No es necesario ningún estudio sobre lo que cualquier paseante puede ver con sus propios ojos, en particular por la noche y en estos meses de invierno: la soledad de sus calles y la ausencia de bullicio de niños o jóvenes. Porque ese es el segundo elemento: la mayor parte de quienes viven en una zona privilegiada por su entorno son mayores de 65 años. Durante los años de bonanza los constructores se quejaron reiteradamente de que el Plan del Casco Histórico encorsetaba demasiado la construcción, que los obligatorios seguimientos arqueológicos, necesarios para la correcta conservación de tan importante patrimonio, encarecían aún más y ralentizaban las operaciones. El nuevo plan para la zona histórica que anunció reiteradamente el anterior equipo de Gobierno municipal nunca vio la luz.

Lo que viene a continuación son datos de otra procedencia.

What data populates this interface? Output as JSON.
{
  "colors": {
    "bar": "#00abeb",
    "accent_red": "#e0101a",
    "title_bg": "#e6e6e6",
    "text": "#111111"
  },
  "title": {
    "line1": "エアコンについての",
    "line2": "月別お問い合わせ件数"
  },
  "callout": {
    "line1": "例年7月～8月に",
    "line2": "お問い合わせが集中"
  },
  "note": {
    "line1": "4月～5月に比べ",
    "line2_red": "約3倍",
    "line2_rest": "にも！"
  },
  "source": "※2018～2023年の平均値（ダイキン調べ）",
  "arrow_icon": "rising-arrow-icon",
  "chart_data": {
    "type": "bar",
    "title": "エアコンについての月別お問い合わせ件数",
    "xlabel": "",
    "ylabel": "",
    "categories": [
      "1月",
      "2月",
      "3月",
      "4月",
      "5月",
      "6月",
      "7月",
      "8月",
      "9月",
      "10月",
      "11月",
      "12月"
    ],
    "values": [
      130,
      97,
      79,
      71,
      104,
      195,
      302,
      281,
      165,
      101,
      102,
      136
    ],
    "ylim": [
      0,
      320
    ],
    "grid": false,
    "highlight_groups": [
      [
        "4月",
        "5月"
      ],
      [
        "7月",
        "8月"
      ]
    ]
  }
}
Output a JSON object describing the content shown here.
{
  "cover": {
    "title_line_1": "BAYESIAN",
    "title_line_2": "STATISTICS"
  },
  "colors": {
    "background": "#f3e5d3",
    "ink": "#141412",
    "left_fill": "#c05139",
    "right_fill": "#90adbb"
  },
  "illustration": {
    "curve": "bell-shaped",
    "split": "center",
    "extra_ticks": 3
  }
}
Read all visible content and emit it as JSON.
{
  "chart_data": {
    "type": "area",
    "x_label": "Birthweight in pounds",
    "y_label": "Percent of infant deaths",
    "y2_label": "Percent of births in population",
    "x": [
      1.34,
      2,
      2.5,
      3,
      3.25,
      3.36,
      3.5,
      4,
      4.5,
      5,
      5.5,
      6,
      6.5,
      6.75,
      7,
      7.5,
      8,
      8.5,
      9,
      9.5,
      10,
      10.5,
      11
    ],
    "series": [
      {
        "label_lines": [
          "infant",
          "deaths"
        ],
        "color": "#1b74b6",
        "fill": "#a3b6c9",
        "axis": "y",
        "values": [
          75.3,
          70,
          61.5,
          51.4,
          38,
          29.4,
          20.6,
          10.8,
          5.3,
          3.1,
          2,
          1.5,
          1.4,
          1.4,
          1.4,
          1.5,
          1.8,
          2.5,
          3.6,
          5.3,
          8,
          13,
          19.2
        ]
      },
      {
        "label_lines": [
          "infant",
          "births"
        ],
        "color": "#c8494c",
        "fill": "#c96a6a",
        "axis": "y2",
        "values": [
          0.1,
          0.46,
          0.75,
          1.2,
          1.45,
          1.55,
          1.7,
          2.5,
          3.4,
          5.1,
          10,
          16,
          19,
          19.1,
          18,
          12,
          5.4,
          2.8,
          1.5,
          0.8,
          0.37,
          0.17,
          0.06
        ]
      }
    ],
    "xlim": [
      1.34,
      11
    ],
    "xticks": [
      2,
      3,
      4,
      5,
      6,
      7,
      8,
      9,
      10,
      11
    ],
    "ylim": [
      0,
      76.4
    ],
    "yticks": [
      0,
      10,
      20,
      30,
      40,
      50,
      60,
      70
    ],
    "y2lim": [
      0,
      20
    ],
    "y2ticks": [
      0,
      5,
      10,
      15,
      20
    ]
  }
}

Pero la necesidad sigue siendo la misma o más urgente, si cabe. Porque el corazón del casco antiguo de Zamora cada vez se encuentra más desconectado de la actividad habitual de la ciudad. Influye, claro está, su ubicación, puesto que, al contrario de lo que ocurre en otras urbes, en la capital zamorana no coinciden el centro histórico con el comercial y de negocios.

Intentos como la construcción del Consejo Consultivo han quedado, por lo que se refiere a la revitalización del casco, en nada. Y el atractivo turístico de los monumentos o de centros como el Museo Baltasar Lobo, este último víctima de una enfermiza provisionalidad, se enfrenta a una temporalidad y a unas cifras que todavía no permiten confiar en él como fuente de ingresos que permita la apertura de negocios. Ese sigue siendo el flanco más débil de la zona: no se trata ya de la inexistencia de colegios, guarderías o institutos, sino de simple comercio, una actividad que se ha revelado difícil durante la crisis en general para toda la ciudad y casi imposible una vez que se traspasa la Plaza Mayor.

La rehabilitación de viviendas, uno de los campos en los que los constructores zamoranos ponen sus miras para recobrar aliento después de haber sufrido pérdidas abultadas en los últimos años, no ha seguido el ritmo iniciado en los años 90. Hoy en día, en el corazón del casco antiguo de Zamora conviven las viviendas de lujo y de precio poco asequible para la mayoría de los zamoranos de a pie, derivadas de aquellas actuaciones, con las viejas casas ocupadas por los habitantes de siempre, los más mayores, con suerte. Sin ella, con las ruinas y con los solares vacíos.

Y ese paisaje lleno de tachones entorpece el magnífico conjunto tan valorado por quienes nos visitan, hasta el punto de habernos colocado en las últimas semanas entre los destinos más recomendables el año próximo en las guías internacionales de referencia para viajeros. No basta con pintar bonitos murales en las paredes desnudas, que artísticamente funcionan y son admirados por los turistas por su calidad indudable, lo que hay que borrar son esas cicatrices de miseria urbanística que tanto afean el entorno.

Urge, por tanto, la potenciación de la zona, igualmente prometida por los nuevos responsables del Ayuntamiento, que debe contar con el acuerdo de los principales agentes operantes y de los vecinos de la zona, los directamente afectados. O se actúa rápido o será el centro de la ciudad histórica lo que acabe por transformarse en una suerte de extrarradio en decadencia.